Future research directed at filling these gaps would greatly increase the knowledge in this field and provide evidence that could be helpful in clinical practice for the management of specific clinical scenarios. Moreover, the availability, in each hospital, of a multi/inter-disciplinary team that jointly discuss difficult cases of diabetic foot complications has been shown to improve outcomes. Having specialists in radiology and NM play a role on these teams should help improve patient care [102].

Conclusions and final recommendations

Clinical examination and blood tests are integral tools for clinicians assessing patients with suspected OM, but are often diagnostically insufficient. Thus, imaging studies play an important role in diagnosing, and sometime monitoring, diabetic foot complications, particularly the often-complex task of differentiating between OM, STI and Charcot arthropathy.

In agreement with current clinical guidelines published by IWGDF, we believe that in a diabetic patient with a foot wound and a positive PTB test, characteristic changes on plain X-rays and a substantially elevated ESR, the patient should be presumed to have OM, without the need for further imaging tests. In many patients, however, advanced imaging with MRI, WBC SPECT/CT, or [18F]FDG PET/CT may be needed. In particular, they should be considered when it is needed to better assess the location, extent or severity of an infection, in order to plan a more tailored treatment and to follow-up its efficacy. Although further studies are needed, it appears that MRI, radiolabelled WBC scan or perhaps [18F]FDG PET/CT could be used for monitoring therapy and determining if infection has resolved.

In a patient with a positive PTB test, normal or elevated ESR, but negative X-rays, OM cannot be excluded, given the long latency required for X-rays abnormalities to be seen. In these situations, advanced imaging with MRI or WBC scintigraphy + SPECT/CT, or as an alternative with [18F]FDG PET/CT, is often needed, either to make a more definitive diagnosis or to assess the results of treatment. In patients with a diabetic foot infection, microbiological (and in the case of suspected OM histological) assessment is the only way to determine the causative pathogens and their antibiotic susceptibilities. In a case with persisting clinical suspicion of OM but negative initial imaging studies, additional imaging should be considered.

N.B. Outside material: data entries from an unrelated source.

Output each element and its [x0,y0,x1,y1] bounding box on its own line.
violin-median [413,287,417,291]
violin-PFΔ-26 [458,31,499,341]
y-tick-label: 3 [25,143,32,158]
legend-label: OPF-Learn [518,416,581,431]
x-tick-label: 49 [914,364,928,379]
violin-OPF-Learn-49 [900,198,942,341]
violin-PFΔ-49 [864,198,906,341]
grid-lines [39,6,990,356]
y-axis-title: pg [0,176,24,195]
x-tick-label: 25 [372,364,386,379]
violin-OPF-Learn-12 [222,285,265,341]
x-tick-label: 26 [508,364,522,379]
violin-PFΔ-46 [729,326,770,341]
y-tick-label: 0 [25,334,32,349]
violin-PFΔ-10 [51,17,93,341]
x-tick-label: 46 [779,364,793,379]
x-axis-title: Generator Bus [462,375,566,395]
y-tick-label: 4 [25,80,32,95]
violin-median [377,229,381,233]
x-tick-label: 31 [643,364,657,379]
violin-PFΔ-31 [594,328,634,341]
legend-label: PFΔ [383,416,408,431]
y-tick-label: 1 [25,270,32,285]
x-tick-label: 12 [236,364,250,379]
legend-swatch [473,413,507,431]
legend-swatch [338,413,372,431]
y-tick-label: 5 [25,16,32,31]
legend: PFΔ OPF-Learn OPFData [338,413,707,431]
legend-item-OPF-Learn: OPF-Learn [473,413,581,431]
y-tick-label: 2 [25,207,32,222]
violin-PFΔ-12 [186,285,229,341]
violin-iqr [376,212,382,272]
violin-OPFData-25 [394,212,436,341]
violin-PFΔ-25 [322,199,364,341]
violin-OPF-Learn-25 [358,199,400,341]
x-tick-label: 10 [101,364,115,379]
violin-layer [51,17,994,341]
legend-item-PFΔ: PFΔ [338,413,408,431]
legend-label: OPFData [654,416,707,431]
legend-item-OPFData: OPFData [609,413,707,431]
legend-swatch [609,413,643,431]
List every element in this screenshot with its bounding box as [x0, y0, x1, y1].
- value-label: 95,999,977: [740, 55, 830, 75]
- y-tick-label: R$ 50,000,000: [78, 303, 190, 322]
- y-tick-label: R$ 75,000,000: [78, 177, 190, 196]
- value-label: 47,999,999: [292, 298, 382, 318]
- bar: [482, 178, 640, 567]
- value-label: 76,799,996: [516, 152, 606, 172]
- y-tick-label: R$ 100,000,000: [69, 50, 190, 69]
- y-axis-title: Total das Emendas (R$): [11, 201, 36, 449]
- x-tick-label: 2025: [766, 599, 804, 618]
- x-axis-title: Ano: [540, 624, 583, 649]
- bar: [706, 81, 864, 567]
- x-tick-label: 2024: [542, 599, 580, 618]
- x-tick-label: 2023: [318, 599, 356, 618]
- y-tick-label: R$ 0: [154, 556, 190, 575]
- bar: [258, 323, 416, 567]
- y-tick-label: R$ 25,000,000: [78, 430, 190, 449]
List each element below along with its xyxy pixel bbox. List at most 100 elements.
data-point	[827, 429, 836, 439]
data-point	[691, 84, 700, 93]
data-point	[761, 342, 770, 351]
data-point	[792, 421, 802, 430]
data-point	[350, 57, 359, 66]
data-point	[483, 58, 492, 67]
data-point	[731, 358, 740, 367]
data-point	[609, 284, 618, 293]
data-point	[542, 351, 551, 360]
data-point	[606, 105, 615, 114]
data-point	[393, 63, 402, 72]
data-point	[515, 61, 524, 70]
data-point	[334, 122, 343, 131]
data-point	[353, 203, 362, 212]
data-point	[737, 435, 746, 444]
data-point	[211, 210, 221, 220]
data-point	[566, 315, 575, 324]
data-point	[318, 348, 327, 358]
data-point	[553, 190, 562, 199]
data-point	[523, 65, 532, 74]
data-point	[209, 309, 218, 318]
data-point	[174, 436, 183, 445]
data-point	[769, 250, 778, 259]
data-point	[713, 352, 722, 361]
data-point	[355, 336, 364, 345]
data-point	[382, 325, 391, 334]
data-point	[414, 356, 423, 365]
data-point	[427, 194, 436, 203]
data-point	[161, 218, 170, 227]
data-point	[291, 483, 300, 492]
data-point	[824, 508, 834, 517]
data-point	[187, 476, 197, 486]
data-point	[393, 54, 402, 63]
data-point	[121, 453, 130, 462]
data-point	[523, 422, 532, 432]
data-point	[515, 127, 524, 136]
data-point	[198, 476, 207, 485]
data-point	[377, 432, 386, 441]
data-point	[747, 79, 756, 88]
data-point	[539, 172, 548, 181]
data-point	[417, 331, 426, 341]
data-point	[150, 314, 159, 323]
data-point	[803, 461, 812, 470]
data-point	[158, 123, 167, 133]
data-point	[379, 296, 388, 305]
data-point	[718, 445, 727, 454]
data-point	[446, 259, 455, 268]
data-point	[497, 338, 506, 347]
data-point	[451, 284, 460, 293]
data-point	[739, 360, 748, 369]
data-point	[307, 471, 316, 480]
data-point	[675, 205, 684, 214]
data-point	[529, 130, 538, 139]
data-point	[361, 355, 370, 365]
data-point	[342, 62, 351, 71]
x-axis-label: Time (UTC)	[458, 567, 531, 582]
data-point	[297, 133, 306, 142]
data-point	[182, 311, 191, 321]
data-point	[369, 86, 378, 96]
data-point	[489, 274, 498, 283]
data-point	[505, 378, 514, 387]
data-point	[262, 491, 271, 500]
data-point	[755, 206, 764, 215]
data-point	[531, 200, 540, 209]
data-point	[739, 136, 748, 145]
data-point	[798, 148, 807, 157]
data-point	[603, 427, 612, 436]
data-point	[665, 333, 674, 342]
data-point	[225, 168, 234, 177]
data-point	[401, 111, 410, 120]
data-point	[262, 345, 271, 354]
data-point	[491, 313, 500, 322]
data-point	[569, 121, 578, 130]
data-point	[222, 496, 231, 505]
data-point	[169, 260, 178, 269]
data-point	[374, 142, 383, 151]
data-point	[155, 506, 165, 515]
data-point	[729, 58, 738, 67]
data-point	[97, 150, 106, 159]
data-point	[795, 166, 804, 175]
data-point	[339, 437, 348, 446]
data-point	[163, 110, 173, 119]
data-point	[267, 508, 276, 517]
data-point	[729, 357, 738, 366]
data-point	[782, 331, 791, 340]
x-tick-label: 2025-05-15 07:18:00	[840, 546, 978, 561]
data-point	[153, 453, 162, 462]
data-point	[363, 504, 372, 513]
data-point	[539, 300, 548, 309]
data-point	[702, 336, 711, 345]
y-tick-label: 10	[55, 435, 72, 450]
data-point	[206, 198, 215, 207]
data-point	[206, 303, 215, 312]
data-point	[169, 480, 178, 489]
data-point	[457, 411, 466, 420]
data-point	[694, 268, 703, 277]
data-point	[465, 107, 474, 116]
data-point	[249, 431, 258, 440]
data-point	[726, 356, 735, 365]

In a case of suspected STI, MRI WBC scintigraphy and [18F]FDG PET/CT have a comparable accuracy and hybrid imaging is reserved in cases of un-conclusive MRI.

MRI is the modality of choice for the diagnosis of Charcot neuro-osteoarthropathy. However, if the clinical question is to assess if the CF has a superimposed infection, WBC SPECT/CT is the most effective technique to differentiate OM from Charcot arthropathy, possibly performed in combination with bone marrow scan. [18F]FDG PET/CT may be used as an alternative.

In most cases, decisions about ordering diagnostic imaging procedures are best made by multi/inter-disciplinary discussion with all professionals involved in the care of these patients. This approach allows tailored diagnostic and therapeutic strategies for each individual patient.